I used the Multinomial Naive Bayes function as this was recommended however other algorithms may work more effectively. The classifier and vectorizer also support a number of additional parameters that can be adjusted to improve the accuracy, I modified them only slightly, further improvements could likely be made here as well.

The Code

The following requires Python 2.7, scikit, pandas and also the two csv files containing data as described above.

from sklearn.feature_extraction.text import CountVectorizer
from sklearn.naive_bayes import MultinomialNB
import pandas as pd
from time import time

#Start timer
t0 = time()

#Create classifier and vectorizer
clf = MultinomialNB(alpha=0.1)
vec = CountVectorizer(analyzer='char_wb', ngram_range=(2, 4), min_df=1)

#Read in wordset and vectorize words
#Training data
train_set = pd.concat(pd.read_csv(f, names=["type","word"], nrows=5000) for f in ["normal.csv","random.csv"])
train_types = train_set.type.tolist()
train_words = vec.fit_transform(train_set.word.tolist())

#Test data
test_set = pd.concat(pd.read_csv(f, names=["type","word"], skiprows=5000, nrows=5000) for f in ["normal.csv","random.csv"])
test_types = test_set.type.tolist()
test_words = vec.transform(test_set.word.tolist())

#Train classifier
clf.fit(train_words, train_types)
train_time = time() - t0
print("Training time: %0.3fs" % train_time)

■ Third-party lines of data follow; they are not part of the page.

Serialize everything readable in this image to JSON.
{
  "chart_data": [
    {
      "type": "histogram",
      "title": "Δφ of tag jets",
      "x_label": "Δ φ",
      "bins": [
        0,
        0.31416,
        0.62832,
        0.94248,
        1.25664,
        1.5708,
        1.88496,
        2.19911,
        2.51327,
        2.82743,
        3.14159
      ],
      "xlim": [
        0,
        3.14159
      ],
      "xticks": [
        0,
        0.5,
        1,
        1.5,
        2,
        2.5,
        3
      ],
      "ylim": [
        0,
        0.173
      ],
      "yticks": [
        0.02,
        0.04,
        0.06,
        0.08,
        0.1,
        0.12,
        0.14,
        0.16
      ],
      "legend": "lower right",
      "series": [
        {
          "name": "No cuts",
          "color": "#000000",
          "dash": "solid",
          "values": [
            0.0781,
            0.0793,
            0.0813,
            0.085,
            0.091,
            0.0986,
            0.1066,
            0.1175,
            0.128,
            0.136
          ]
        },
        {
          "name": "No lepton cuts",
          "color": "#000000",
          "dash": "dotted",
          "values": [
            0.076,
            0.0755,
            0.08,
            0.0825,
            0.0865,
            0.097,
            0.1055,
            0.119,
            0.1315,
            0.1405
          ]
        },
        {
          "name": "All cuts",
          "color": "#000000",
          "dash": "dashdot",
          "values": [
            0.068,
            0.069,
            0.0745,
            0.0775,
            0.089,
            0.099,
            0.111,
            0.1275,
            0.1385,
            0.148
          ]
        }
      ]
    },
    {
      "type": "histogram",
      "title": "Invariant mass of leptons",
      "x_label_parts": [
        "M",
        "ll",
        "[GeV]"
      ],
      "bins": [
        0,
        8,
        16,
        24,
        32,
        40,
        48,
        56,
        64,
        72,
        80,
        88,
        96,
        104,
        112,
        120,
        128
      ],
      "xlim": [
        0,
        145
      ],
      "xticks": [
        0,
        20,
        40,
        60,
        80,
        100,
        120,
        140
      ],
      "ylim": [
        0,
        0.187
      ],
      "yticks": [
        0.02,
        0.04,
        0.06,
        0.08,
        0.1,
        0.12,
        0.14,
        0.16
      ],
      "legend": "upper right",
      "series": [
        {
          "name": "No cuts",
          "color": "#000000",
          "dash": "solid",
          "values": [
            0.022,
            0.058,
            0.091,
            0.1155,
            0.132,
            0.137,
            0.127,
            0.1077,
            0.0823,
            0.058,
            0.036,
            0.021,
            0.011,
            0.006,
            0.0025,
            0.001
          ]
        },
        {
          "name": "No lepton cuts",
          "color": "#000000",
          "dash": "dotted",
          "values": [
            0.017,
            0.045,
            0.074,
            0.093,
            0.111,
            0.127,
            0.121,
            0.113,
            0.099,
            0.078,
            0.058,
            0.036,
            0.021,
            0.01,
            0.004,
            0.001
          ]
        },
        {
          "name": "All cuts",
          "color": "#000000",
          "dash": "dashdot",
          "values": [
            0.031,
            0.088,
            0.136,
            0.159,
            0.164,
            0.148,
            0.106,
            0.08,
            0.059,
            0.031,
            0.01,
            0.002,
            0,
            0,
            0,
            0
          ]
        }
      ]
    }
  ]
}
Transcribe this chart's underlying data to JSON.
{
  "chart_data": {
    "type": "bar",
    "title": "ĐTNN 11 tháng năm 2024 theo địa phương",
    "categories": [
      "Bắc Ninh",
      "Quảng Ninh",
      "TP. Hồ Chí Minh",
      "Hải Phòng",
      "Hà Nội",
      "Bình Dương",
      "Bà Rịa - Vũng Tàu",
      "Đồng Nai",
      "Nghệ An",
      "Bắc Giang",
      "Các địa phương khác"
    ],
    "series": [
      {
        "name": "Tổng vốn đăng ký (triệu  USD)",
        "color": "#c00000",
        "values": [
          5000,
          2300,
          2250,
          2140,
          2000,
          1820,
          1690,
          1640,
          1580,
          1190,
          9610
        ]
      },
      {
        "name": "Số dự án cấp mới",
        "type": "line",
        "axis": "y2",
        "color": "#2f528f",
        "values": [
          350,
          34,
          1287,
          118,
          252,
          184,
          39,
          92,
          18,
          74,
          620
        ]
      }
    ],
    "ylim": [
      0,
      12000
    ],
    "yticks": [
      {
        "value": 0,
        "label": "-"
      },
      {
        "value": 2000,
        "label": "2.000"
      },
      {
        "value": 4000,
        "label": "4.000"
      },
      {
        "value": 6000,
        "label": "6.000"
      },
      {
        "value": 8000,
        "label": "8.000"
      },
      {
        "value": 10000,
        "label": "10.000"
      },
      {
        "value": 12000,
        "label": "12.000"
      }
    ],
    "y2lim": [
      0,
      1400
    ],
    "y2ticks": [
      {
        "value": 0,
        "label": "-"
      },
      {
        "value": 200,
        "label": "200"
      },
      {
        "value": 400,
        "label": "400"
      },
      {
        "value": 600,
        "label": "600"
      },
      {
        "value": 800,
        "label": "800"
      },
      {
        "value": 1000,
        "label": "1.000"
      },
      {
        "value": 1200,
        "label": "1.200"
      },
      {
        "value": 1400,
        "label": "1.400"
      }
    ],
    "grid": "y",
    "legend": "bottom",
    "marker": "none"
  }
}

#Use test data to evaluate classifier
print "Accuracy is " + str(clf.score(test_words, test_types))
test_time = time() - train_time - t0
print("Testing time: %0.3fs" % test_time)

#Classify words
testdata = ['xgrdqwlpfrr','apple']
print testdata
print clf.predict(vec.transform(testdata))

predict_time = time() - test_time - train_time - t0
print("Predict time: %0.3fs" % predict_time)

Running the script should give you something like the following:

Scikit Tips

If you're trying to install scikit in windows you'll need to install the relevant .whl package. In Linux I had to upgrade pip before it would install.

Final Thoughts

I was amazed how quick and easy it was to write a simple classifier, machine learning has definitely gone mainstream. I focused on finding the difference between normal and random strings however classifiers can be used to tell the difference between all kinds of data sets.

Obviously being a security blog you may be wondering why I'd be looking into text classifiers. Well when analysing data to detect attackers you'll often want to classify various activity. Performing analysis with a classifier can give some interesting results :)